Kitty couldn’t breathe. Iron bands tightened steadily, remorselessly around her lungs. She tried to thrash out but her arms were pinioned tightly against her chest, fingers clutching, bruising her upper arms. Suddenly other senses awakened. Her feet were moving. Vision and sound arrived as though she had pressed the “on” switch of a TV. She walked with bare feet through cold viscous mud up to her ankles, straining with every muscle to lift herself up and away from its clammy touch. Her feet made sucking sounds as she walked, releasing a stench like sewage and rotting flesh. Footprints appeared in the dark muck at her feet, leading down a trail between dense thickets of brush. The empty house loomed ahead in a clearing, gray and indistinct in the sickly light of a three-quarter moon, the windows dark hypnotic eyes that compelled her toward the door.

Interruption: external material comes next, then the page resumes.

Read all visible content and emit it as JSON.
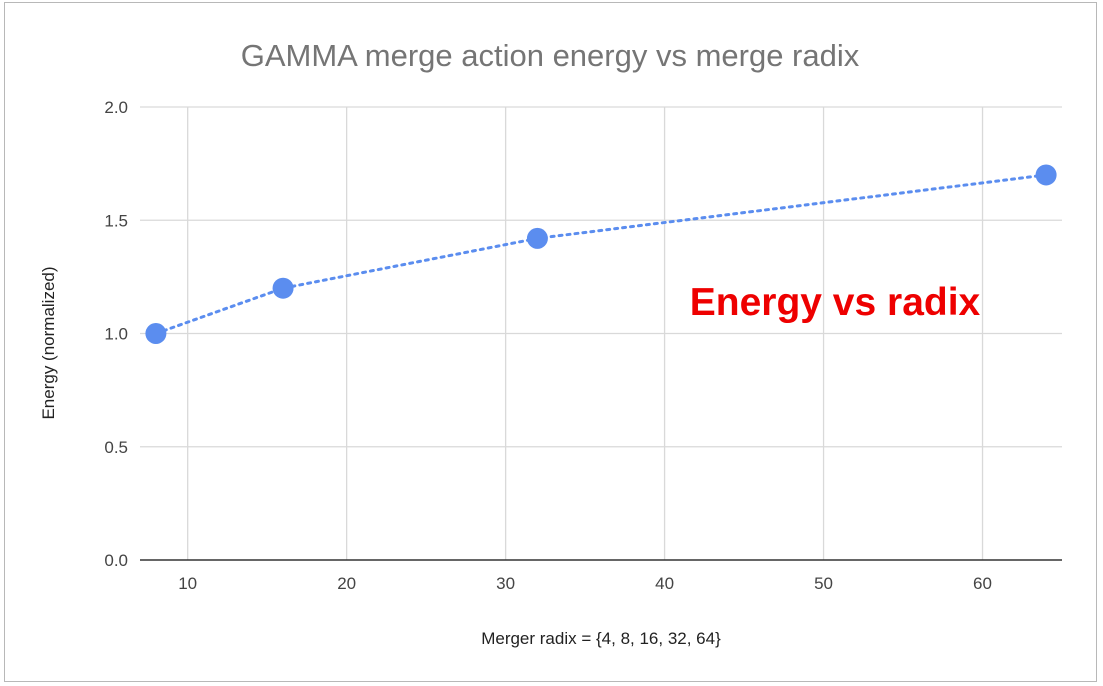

The door was standing open.
Leading her inexorably forward toward the malevolent dark rectangle, the footprints continued – unclean obscenities fouling the steps, blemishing the dimly illuminated surface of the floor inside. The room, bathed in a pale foxfire glow that ebbed and pulsed like the ragged rhythm of her own labored breathing, was devoid of furnishings. She knew where the footprints would lead: across the empty room and down the dim corridor to the bathroom. The vortex. A yawning black unknown that reverberated with stark, blind terror. She had to go . . . had to see. She tried to move. Her body would not respond. She fell to her hands and knees and fought to crawl into the charged darkness, straining forward. Someone was holding her back – someone inside herself – using her lungs, her throat, in a strangled effort to emit screams that came out as gurgling, choking sobs. She fell prostrate before the door . . and awoke flailing, gasping for breath, her sleeping bag twisted around her body. Her left shoulder was painfully wrenched, her body soaked with perspiration. Exhausted, she lay still.
Dust motes danced in a pallid ray of sunlight that streamed from a small high window through draperies woven by generations of spiders. In the dim light she could see the rough plywood walls with metal shelves on one side that held boxes of paper towels, toilet paper, and cleaning fluid; the broom, dustpan, mop and bucket were propped against the opposite wall of the room.